Un’altra canzone di Spazio di cui vorrei parlare è Riposa in pace, che vede la collaborazione con Drast, degli Psicologi. Com’è stato realizzare questo brano con lui? E c’è qualcuno in particolare con cui ti piacerebbe lavorare in futuro?
Con Marco (De Cesaris, in arte Drast, ndr.) ho un rapporto di amicizia, da un po’ di tempo. Il lavoro su Riposa in pace è nato in modo tranquillo, genuino. Inizialmente è stato proprio Marco a scoprirmi su Spotify, casualmente, ed è stato lui a farmi firmare con i ragazzi di Bomba Dischi. Da quando mi ha scoperta, siamo entrati in contatto e il giorno dopo ci siamo visti in studio anche con Alessio (Aresu, in arte Lil Kaneki, ndr.). Abbiamo continuato a sentirci e lui mi ha proposto di scendere a Napoli per provare a fare qualche pezzo insieme. Ovviamente tutto prima del lockdown. Quindi, io l’ho raggiunto a Napoli ed è nato questo pezzo. L’abbiamo scritto insieme. In un primo momento non doveva uscire con lui. In realtà, all’epoca io avevo scritto solo la prima strofa e il ritornello. A lui era piaciuta, ma non pensavo finisse così. Mi ha ricontattato, con un file audio in cui mi faceva sentire la sua parte già registrata. È stato davvero super naturale come approccio.
In futuro poi mi piacerebbe molto collaborare con Franchino (Franco126 ndr) e anche con Madame sarebbe interessante.
Ci salutiamo con un’ultima domanda, continuando a parlare di futuro. Come ti vedi tra dieci anni?

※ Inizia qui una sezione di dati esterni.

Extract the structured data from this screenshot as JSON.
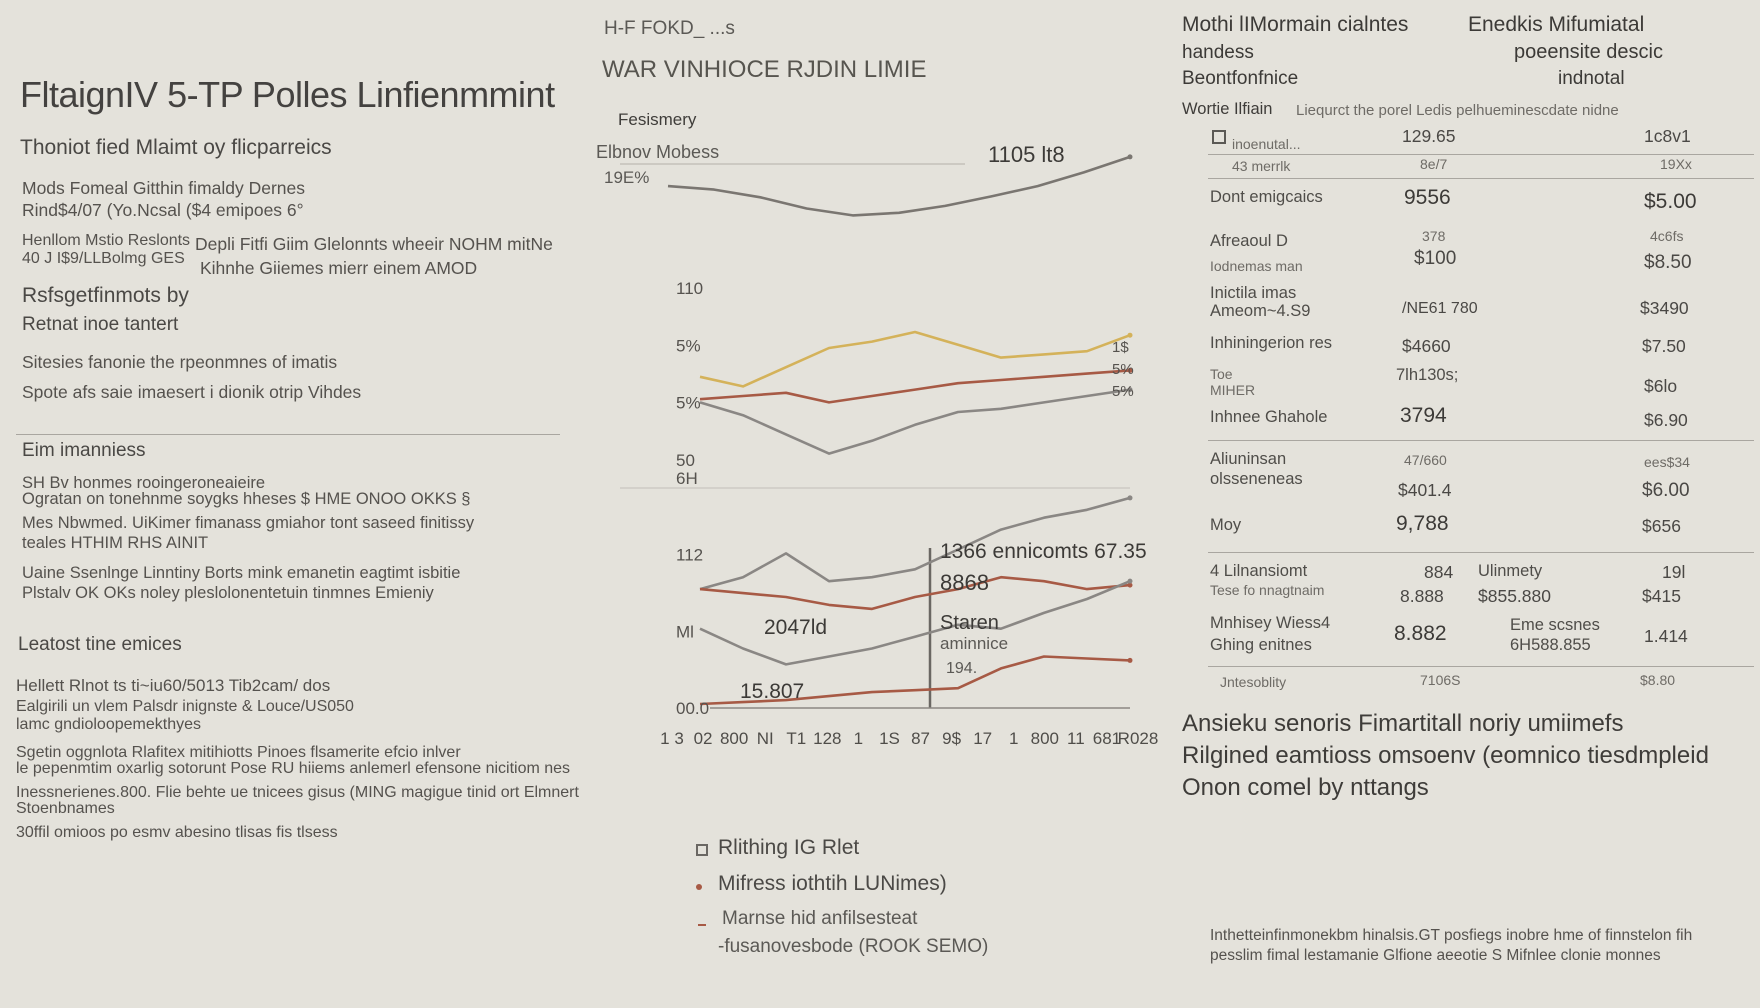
{
  "page": {
    "title": "FltaignIV 5-TP Polles Linfienmmint"
  },
  "left": {
    "intro_heading": "Thoniot fied Mlaimt oy flicparreics",
    "intro_lines": [
      "Mods Fomeal Gitthin fimaldy Dernes",
      "Rind$4/07 (Yo.Ncsal ($4 emipoes 6°",
      "Henllom Mstio Reslonts",
      "40 J I$9/LLBolmg GES"
    ],
    "intro_side": [
      "Depli Fitfi Giim Glelonnts wheeir NOHM mitNe",
      "Kihnhe Giiemes mierr einem AMOD"
    ],
    "sub_heading": "Rsfsgetfinmots by",
    "sub_text": "Retnat inoe tantert",
    "sub_lines": [
      "Sitesies fanonie the rpeonmnes of imatis",
      "Spote afs saie imaesert i dionik otrip Vihdes"
    ],
    "eim_heading": "Eim imanniess",
    "eim_lines": [
      "SH Bv honmes rooingeroneaieire",
      "Ogratan on tonehnme soygks hheses $ HME ONOO OKKS §",
      "Mes Nbwmed. UiKimer fimanass gmiahor tont saseed finitissy",
      "teales HTHIM RHS AINIT",
      "Uaine Ssenlnge Linntiny Borts mink emanetin eagtimt isbitie",
      "Plstalv OK OKs noley pleslolonentetuin tinmnes Emieniy"
    ],
    "least_heading": "Leatost tine emices",
    "least_lines": [
      "Hellett Rlnot ts ti~iu60/5013 Tib2cam/ dos",
      "Ealgirili un vlem Palsdr inignste & Louce/US050",
      "lamc gndioloopemekthyes",
      "Sgetin oggnlota Rlafitex mitihiotts Pinoes flsamerite efcio inlver",
      "le pepenmtim oxarlig sotorunt Pose RU hiiems anlemerl efensone nicitiom nes",
      "Inessnerienes.800. Flie behte ue tnicees gisus (MING magigue tinid ort Elmnert",
      "Stoenbnames",
      "30ffil omioos po esmv abesino tlisas fis tlsess"
    ]
  },
  "chart_header": {
    "top_small": "H-F FOKD_ ...s",
    "subtitle": "WAR VINHIOCE RJDIN LIMIE",
    "series_label": "Fesismery",
    "metric_label": "Elbnov Mobess",
    "metric_value": "1105 lt8",
    "y_top_label": "19E%"
  },
  "chart_data": [
    {
      "type": "line",
      "name": "upper",
      "title": "WAR VINHIOCE RJDIN LIMIE",
      "x": [
        0,
        1,
        2,
        3,
        4,
        5,
        6,
        7,
        8,
        9,
        10
      ],
      "series": [
        {
          "values": [
            58,
            54,
            45,
            32,
            24,
            27,
            35,
            46,
            58,
            74,
            92
          ],
          "color": "#7a7671"
        }
      ],
      "annotations": [
        "1105 lt8"
      ],
      "ylim": [
        0,
        100
      ]
    },
    {
      "type": "line",
      "name": "middle",
      "y_ticks": [
        "110",
        "5%",
        "5%",
        "50"
      ],
      "right_ticks": [
        "1$",
        "5%",
        "5%"
      ],
      "series": [
        {
          "values": [
            52,
            46,
            58,
            70,
            74,
            80,
            72,
            64,
            66,
            68,
            78
          ],
          "color": "#d4b25a"
        },
        {
          "values": [
            38,
            40,
            42,
            36,
            40,
            44,
            48,
            50,
            52,
            54,
            56
          ],
          "color": "#a75a45"
        },
        {
          "values": [
            36,
            28,
            16,
            4,
            12,
            22,
            30,
            32,
            36,
            40,
            44
          ],
          "color": "#8a8784"
        }
      ],
      "ylim": [
        0,
        100
      ]
    },
    {
      "type": "line",
      "name": "lower",
      "y_ticks": [
        "6H",
        "112",
        "Ml",
        "00.0"
      ],
      "x_ticks": [
        "1 3",
        "02",
        "800",
        "NI",
        "T1",
        "128",
        "1",
        "1S",
        "87",
        "9$",
        "17",
        "1",
        "800",
        "11",
        "681",
        "R028"
      ],
      "annotations": [
        "1366 ennicomts 67.35",
        "8868",
        "2047ld",
        "15.807",
        "Staren",
        "aminnice",
        "194."
      ],
      "series": [
        {
          "values": [
            60,
            66,
            78,
            64,
            66,
            70,
            80,
            90,
            96,
            100,
            106
          ],
          "color": "#8a8784"
        },
        {
          "values": [
            60,
            58,
            56,
            52,
            50,
            56,
            60,
            66,
            64,
            60,
            62
          ],
          "color": "#a75a45"
        },
        {
          "values": [
            40,
            30,
            22,
            26,
            30,
            36,
            42,
            40,
            48,
            55,
            64
          ],
          "color": "#8a8784"
        },
        {
          "values": [
            2,
            3,
            4,
            6,
            8,
            9,
            10,
            20,
            26,
            25,
            24
          ],
          "color": "#a75a45"
        }
      ],
      "ylim": [
        0,
        110
      ]
    }
  ],
  "legend": {
    "items": [
      {
        "label": "Rlithing IG Rlet",
        "marker": "square"
      },
      {
        "label": "Mifress iothtih LUNimes)",
        "marker": "dot"
      },
      {
        "label": "Marnse hid anfilsesteat",
        "marker": "dash"
      }
    ],
    "sub": "-fusanovesbode (ROOK SEMO)"
  },
  "table": {
    "head_left": [
      "Mothi lIMormain cialntes",
      "handess",
      "Beontfonfnice"
    ],
    "head_right": [
      "Enedkis Mifumiatal",
      "poeensite descic",
      "indnotal"
    ],
    "note_label": "Wortie Ilfiain",
    "note_text": "Liequrct the porel Ledis pelhueminescdate nidne",
    "rows": [
      {
        "l1": "inoenutal...",
        "l2": "43 merrlk",
        "v1": "129.65",
        "v1b": "8e/7",
        "v2": "1c8v1",
        "v2b": "19Xx"
      },
      {
        "l1": "Dont emigcaics",
        "l2": "",
        "v1": "9556",
        "v1b": "",
        "v2": "$5.00",
        "v2b": ""
      },
      {
        "l1": "Afreaoul D",
        "l2": "Iodnemas man",
        "v1": "$100",
        "v1b": "378",
        "v2": "$8.50",
        "v2b": "4c6fs"
      },
      {
        "l1": "Inictila imas",
        "l2": "Ameom~4.S9",
        "v1": "/NE61 780",
        "v1b": "",
        "v2": "$3490",
        "v2b": ""
      },
      {
        "l1": "Inhiningerion res",
        "l2": "",
        "v1": "$4660",
        "v1b": "",
        "v2": "$7.50",
        "v2b": ""
      },
      {
        "l1": "Toe",
        "l2": "MIHER",
        "v1": "7lh130s;",
        "v1b": "",
        "v2": "$6lo",
        "v2b": ""
      },
      {
        "l1": "Inhnee Ghahole",
        "l2": "",
        "v1": "3794",
        "v1b": "",
        "v2": "$6.90",
        "v2b": ""
      },
      {
        "l1": "Aliuninsan",
        "l2": "olsseneneas",
        "v1": "$401.4",
        "v1b": "47/660",
        "v2": "$6.00",
        "v2b": "ees$34"
      },
      {
        "l1": "Moy",
        "l2": "",
        "v1": "9,788",
        "v1b": "",
        "v2": "$656",
        "v2b": ""
      }
    ],
    "sub_rows": [
      {
        "l1": "4 Lilnansiomt",
        "l2": "Tese fo nnagtnaim",
        "v1": "884",
        "v1b": "8.888",
        "m": "Ulinmety",
        "mb": "$855.880",
        "v2": "19l",
        "v2b": "$415"
      },
      {
        "l1": "Mnhisey Wiess4",
        "l2": "Ghing enitnes",
        "v1": "8.882",
        "v1b": "",
        "m": "Eme scsnes",
        "mb": "6H588.855",
        "v2": "1.414",
        "v2b": ""
      }
    ],
    "footer_label": "Jntesoblity",
    "footer_v1": "7106S",
    "footer_v2": "$8.80"
  },
  "right_note": [
    "Ansieku senoris Fimartitall noriy umiimefs",
    "Rilgined eamtioss omsoenv (eomnico tiesdmpleid",
    "Onon comel by nttangs"
  ],
  "right_footer": [
    "Inthetteinfinmonekbm hinalsis.GT posfiegs inobre hme of finnstelon fih",
    "pesslim fimal lestamanie Glfione aeeotie S Mifnlee clonie monnes"
  ],
  "colors": {
    "background": "#e4e2db",
    "gold": "#d4b25a",
    "rust": "#a75a45",
    "grey": "#8a8784"
  }
}
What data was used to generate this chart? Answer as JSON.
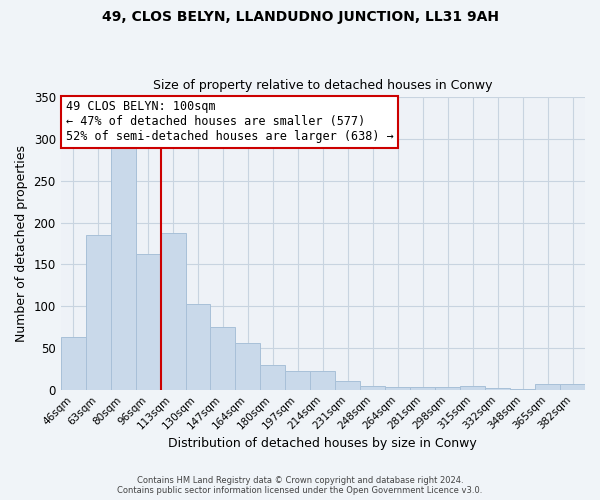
{
  "title": "49, CLOS BELYN, LLANDUDNO JUNCTION, LL31 9AH",
  "subtitle": "Size of property relative to detached houses in Conwy",
  "xlabel": "Distribution of detached houses by size in Conwy",
  "ylabel": "Number of detached properties",
  "bar_color": "#c9d9ea",
  "bar_edge_color": "#a8c0d8",
  "reference_line_color": "#cc0000",
  "categories": [
    "46sqm",
    "63sqm",
    "80sqm",
    "96sqm",
    "113sqm",
    "130sqm",
    "147sqm",
    "164sqm",
    "180sqm",
    "197sqm",
    "214sqm",
    "231sqm",
    "248sqm",
    "264sqm",
    "281sqm",
    "298sqm",
    "315sqm",
    "332sqm",
    "348sqm",
    "365sqm",
    "382sqm"
  ],
  "values": [
    63,
    185,
    294,
    163,
    188,
    103,
    75,
    56,
    30,
    23,
    23,
    10,
    5,
    3,
    3,
    3,
    5,
    2,
    1,
    7,
    7
  ],
  "ylim": [
    0,
    350
  ],
  "yticks": [
    0,
    50,
    100,
    150,
    200,
    250,
    300,
    350
  ],
  "reference_line_x": 3.5,
  "annotation_title": "49 CLOS BELYN: 100sqm",
  "annotation_line1": "← 47% of detached houses are smaller (577)",
  "annotation_line2": "52% of semi-detached houses are larger (638) →",
  "annotation_box_color": "#ffffff",
  "annotation_box_edge_color": "#cc0000",
  "footer_line1": "Contains HM Land Registry data © Crown copyright and database right 2024.",
  "footer_line2": "Contains public sector information licensed under the Open Government Licence v3.0.",
  "background_color": "#f0f4f8",
  "plot_background_color": "#eef2f7",
  "grid_color": "#c8d4e0"
}
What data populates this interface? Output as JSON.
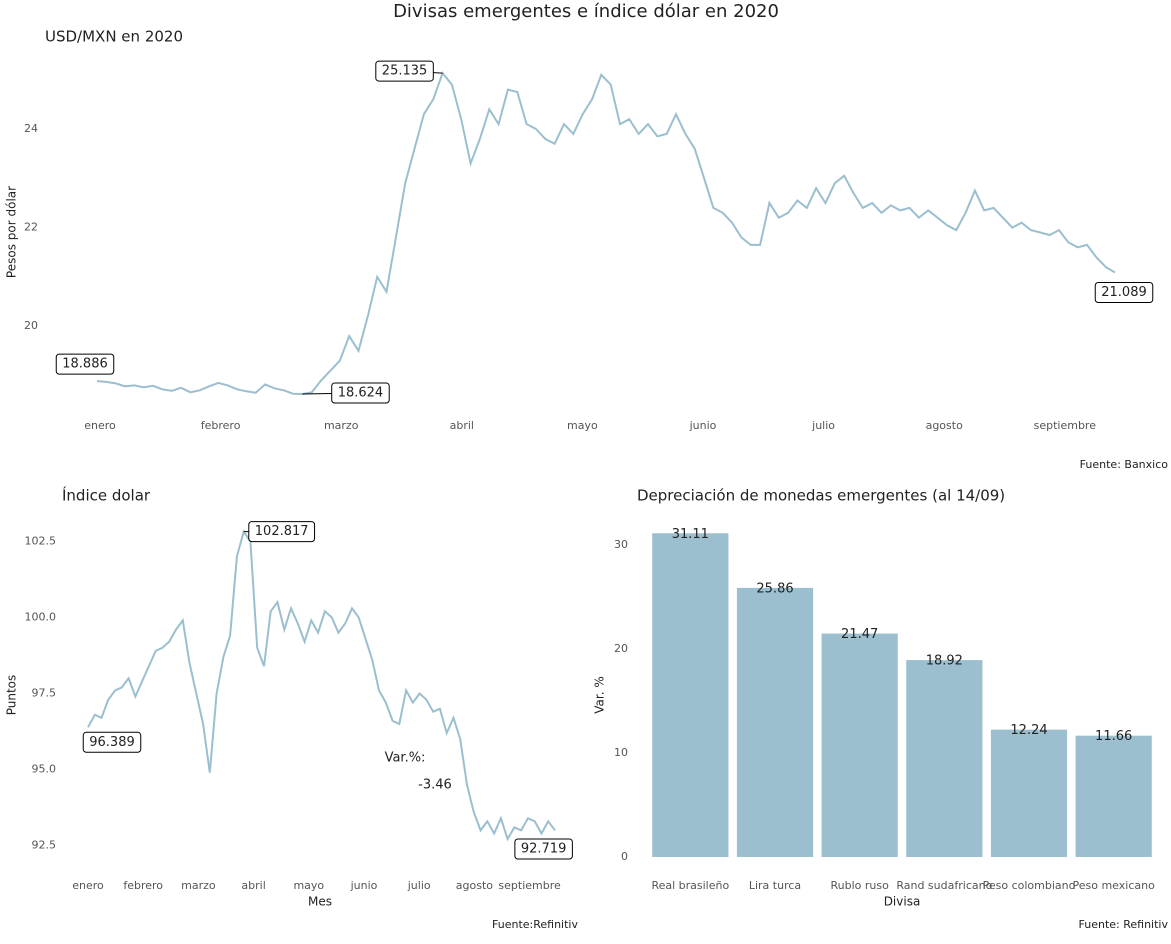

Tra dieci anni è un po’ complesso perché è tanto tempo. Però, spero di poter vivere di questo, di quello che faccio, di musica. Spero di aver raggiunto i miei obiettivi, di essermi realizzata dal punto di vista sia musicale, che vitale. Sono due cose che si completano e si sente anche nella musica che fai.